I understand that the definition of a Laplace transform of a function $f(t)$ is $$F(s)= \int_0^{+\infty} e^{-st}f(t) \,dt$$
Is there an easy way to find the Laplace transform of $$f(t)=7t \cdot \mathrm{e}^{-3t}\cdot\sin(3t)$$
I saw some Laplace transform tables online but this does not fall into one of the scenarios. Would I have to do the entire integration?
On
Hints: Use formal rules $\mathcal{L}(t f(t)) = -F^{\prime}(s)$, and combine it with the following table result: $$ \mathcal{L}\left(\mathrm{e}^{-\lambda t} \sin(\mu t) \right) = \Im \int_0^\infty \mathrm{e}^{-(s + \lambda)t} \cdot \mathrm{e}^{i \mu t} \mathrm{d} t = \Im\left( \frac{1}{s+\lambda - i \mu}\right) = \frac{\mu}{(s+\lambda)^2+\mu^2} $$
Here is one approach (there are others)
$\displaystyle \mathcal{L}~~ (\sin 3t) = \frac{3}{s^2 + 3^2} = \frac{3}{s^2 + 9}$,
$\displaystyle \mathcal{L} ~~(e^{-3t} \sin 3t) = \frac{3}{((s + 3)^2 + 9)}$, via frequency shifting.

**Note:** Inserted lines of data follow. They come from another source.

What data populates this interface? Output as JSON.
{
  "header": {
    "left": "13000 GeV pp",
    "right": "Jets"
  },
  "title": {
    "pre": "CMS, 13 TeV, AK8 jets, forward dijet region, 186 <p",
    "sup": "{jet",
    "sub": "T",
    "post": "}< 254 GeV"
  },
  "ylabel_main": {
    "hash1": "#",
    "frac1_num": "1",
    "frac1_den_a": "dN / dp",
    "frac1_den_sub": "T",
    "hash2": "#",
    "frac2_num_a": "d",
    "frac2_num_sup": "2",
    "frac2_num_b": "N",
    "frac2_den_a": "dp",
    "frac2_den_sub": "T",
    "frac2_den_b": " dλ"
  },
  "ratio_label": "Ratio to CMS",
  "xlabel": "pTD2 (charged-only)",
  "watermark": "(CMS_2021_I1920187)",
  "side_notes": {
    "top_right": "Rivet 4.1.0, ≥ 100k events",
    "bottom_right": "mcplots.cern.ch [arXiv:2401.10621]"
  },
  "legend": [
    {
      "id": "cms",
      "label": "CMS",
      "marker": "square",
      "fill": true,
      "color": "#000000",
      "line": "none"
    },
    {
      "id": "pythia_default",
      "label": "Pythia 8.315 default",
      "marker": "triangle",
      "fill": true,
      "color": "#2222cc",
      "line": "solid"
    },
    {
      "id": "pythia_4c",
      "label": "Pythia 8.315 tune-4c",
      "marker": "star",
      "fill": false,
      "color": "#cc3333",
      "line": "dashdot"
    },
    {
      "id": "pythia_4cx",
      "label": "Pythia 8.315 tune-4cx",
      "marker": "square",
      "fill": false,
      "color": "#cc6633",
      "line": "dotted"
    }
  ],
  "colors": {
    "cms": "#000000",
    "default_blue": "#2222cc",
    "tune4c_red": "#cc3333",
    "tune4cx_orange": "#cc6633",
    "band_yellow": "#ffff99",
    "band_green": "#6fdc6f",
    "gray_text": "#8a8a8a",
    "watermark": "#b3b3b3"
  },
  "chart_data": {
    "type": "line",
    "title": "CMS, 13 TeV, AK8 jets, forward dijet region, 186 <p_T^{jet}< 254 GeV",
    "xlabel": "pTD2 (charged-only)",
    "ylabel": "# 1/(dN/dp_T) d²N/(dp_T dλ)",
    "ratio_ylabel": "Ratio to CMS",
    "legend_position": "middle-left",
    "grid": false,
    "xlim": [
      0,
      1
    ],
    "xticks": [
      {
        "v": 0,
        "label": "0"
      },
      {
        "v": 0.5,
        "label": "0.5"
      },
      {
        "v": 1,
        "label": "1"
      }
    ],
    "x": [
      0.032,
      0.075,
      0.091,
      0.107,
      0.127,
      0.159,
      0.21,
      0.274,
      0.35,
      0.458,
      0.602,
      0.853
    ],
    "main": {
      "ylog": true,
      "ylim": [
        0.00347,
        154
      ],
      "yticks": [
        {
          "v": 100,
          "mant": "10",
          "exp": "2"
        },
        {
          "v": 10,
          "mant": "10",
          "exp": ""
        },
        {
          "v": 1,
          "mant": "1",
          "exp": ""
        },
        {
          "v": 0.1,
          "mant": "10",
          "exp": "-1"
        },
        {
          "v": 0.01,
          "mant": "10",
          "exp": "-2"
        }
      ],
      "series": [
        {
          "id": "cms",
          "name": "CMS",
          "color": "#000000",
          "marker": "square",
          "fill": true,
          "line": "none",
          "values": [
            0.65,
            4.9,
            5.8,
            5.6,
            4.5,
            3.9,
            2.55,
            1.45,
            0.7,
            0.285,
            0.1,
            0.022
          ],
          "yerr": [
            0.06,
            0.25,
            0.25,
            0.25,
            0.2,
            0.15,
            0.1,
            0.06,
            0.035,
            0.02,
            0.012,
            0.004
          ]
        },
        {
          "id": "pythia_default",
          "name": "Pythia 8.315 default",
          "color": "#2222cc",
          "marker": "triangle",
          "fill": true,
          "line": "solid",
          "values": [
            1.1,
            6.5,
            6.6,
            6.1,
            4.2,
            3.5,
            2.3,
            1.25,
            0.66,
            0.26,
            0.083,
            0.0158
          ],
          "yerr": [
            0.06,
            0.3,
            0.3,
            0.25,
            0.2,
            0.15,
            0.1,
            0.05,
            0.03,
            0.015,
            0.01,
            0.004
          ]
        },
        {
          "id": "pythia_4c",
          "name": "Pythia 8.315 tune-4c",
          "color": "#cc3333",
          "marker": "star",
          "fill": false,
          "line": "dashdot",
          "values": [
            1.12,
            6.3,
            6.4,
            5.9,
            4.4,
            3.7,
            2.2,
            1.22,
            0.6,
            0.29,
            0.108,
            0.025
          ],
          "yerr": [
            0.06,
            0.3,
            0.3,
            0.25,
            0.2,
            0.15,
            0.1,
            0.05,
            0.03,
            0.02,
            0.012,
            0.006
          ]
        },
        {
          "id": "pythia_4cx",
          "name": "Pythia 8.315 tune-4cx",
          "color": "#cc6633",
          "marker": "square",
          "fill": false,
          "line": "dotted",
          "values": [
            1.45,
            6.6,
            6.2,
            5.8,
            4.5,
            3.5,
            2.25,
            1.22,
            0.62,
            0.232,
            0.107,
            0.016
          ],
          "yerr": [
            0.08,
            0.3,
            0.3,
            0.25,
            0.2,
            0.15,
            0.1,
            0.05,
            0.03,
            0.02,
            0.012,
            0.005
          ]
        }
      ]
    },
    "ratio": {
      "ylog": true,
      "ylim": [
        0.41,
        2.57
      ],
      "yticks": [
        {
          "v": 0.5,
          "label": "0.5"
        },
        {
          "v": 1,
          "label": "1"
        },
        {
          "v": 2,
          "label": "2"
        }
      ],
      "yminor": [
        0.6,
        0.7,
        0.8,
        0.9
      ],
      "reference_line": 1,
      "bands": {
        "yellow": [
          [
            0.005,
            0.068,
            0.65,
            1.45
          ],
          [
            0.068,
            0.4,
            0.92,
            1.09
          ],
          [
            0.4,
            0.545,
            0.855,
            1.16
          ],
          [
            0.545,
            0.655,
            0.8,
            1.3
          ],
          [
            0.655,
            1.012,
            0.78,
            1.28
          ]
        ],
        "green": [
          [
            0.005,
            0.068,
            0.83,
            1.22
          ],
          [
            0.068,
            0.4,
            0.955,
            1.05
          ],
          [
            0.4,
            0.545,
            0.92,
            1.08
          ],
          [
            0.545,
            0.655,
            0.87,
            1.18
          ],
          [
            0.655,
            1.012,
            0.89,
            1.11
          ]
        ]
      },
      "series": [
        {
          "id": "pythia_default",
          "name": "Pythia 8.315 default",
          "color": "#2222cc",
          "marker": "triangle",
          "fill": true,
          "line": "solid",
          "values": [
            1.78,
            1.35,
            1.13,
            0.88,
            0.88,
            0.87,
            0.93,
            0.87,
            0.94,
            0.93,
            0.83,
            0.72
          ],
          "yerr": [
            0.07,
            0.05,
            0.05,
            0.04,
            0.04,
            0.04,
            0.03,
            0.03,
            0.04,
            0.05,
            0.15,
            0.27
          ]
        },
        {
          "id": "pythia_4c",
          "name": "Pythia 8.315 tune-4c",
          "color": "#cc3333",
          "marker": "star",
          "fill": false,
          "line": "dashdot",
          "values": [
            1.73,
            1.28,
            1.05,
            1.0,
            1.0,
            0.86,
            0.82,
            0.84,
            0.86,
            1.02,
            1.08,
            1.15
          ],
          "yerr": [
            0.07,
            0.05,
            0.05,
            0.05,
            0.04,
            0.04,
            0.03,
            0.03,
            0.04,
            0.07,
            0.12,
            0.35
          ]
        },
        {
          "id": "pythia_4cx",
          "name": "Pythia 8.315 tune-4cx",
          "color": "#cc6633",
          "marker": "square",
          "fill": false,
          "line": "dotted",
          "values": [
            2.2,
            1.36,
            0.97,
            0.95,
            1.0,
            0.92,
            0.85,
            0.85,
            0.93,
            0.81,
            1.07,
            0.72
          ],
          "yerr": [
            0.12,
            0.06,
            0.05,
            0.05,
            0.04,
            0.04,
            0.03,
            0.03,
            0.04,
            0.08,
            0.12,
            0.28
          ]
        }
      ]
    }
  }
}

So, $\displaystyle \mathcal{L} ~~(7 e^{-3t} \sin 3t) = \frac{21}{(s + 3)^2 + 9}$.
Finally, we use frequency differentiation.
$\displaystyle \mathcal{L}~~( t~ 7 e^{-3t} \sin 3t) = -\frac{d}{ds}\left[\frac{21}{(s + 3)^2 + 9}\right] = \frac{42 (s+3)}{((s+3)^2+9)^2}$